Si quelqu'un l'eût pu faire revivre, c'était M. Peyrat, l'illustre historien du Désert. Son livre a un mérite unique que les contemporains eux-mêmes n'ont point, c'est qu'il donne le sol, le paysage et la nature où le combat se passe. Il vit du souffle même et du génie de la contrée. Cela éclaire beaucoup de choses. Et cependant il reste de l'obscurité sur l'ensemble. Voici comment il m'apparaît:

La chose fut absolument démocratique et populaire.

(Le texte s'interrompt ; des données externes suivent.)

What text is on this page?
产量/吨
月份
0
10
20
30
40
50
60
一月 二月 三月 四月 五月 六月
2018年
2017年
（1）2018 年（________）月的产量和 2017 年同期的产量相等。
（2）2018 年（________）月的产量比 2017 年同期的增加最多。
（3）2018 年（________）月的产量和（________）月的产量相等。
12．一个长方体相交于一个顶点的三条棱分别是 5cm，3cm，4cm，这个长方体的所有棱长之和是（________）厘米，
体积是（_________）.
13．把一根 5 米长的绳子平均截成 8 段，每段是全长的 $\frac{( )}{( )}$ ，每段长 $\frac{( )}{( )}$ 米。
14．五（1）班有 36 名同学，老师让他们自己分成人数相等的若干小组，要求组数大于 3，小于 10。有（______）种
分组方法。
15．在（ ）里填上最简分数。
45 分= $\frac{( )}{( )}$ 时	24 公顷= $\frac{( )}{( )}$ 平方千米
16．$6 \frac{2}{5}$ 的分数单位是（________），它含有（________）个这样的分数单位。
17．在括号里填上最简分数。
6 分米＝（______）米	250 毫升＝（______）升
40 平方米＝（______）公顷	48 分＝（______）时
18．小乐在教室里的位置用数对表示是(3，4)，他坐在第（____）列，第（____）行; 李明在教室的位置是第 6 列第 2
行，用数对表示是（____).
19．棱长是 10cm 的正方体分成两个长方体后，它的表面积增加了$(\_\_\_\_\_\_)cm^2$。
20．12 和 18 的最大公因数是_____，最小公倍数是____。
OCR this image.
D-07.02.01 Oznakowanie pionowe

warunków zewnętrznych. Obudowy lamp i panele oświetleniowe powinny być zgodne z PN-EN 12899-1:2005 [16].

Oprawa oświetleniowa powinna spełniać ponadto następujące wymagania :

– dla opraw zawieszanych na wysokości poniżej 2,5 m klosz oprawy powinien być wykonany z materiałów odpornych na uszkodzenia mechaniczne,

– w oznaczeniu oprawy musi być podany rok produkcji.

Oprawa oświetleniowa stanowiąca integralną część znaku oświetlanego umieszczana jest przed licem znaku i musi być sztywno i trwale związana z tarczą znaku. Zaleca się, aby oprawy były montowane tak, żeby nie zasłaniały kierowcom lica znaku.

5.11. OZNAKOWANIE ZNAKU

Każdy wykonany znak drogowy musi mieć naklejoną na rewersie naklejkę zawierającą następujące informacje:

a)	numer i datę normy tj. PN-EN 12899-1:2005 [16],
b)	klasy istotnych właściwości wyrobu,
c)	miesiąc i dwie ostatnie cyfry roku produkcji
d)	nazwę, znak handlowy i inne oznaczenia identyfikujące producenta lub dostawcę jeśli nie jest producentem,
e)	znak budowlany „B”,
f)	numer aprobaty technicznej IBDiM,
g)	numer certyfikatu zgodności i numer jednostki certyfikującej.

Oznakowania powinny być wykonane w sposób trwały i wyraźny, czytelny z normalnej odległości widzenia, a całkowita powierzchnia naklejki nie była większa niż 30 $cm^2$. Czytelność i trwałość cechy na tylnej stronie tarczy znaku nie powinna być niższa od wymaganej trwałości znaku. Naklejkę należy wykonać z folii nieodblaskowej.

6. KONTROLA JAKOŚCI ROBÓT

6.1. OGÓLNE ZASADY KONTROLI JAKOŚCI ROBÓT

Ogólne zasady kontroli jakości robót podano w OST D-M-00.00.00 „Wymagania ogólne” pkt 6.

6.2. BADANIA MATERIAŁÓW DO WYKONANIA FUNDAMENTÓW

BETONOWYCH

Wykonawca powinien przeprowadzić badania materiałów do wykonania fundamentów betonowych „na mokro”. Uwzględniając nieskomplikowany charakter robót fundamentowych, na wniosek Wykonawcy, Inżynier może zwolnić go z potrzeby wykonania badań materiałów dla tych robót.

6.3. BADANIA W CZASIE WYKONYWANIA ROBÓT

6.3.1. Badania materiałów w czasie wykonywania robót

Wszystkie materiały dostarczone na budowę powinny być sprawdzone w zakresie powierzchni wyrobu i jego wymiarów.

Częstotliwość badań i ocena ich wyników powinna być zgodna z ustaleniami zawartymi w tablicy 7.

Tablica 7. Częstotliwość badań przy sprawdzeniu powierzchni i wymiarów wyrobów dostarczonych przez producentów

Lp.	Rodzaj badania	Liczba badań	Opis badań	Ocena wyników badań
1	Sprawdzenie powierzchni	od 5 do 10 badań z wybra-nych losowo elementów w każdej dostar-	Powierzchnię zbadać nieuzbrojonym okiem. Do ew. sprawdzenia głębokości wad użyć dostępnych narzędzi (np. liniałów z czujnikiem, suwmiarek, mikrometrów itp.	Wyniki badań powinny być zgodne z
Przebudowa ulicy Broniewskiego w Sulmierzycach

Les nobles n'y prirent aucune part.—Elle fut nationale. Les Cévennes ne reçurent aucun secours de l'étranger.

La guerre réellement, dans sa violence, ne dura que deux ans et demi, de juillet 1702 à décembre 1704. Et dans sa courte durée, elle compta trois générations de héros.

Ils m'aident à donner la formule qui la résume:

1o Les exterminateurs, le forgeron Laporte et le cardeur Séguier, nommé l'Esprit, l'homme des représailles qui rend au clergé supplice pour supplice;

2o L'organisateur, le beau, noble, généreux Roland, où l'insurrection eut son idéal. Il y eut ici fanatisme, mais grand, lucide et sage, l'organisation dans l'Esprit;

3o Les guerriers qui ne furent que cela, le trop célèbre Cavalier, garçon de dix-huit ans; un boulanger d'Anduse, qui avait été à Genève, instruit, rusé, vaillant, qui se révéla capitaine sur le champ de bataille. Ce favori des foules, petit, fort et trapu, avec une grosse tête blonde, leur apparut David, vainqueur de Goliath. Il fut juste assez fanatique pour se servir du fanatisme, l'abandonner à temps. Je l'appelle la guerre, moins l'Esprit.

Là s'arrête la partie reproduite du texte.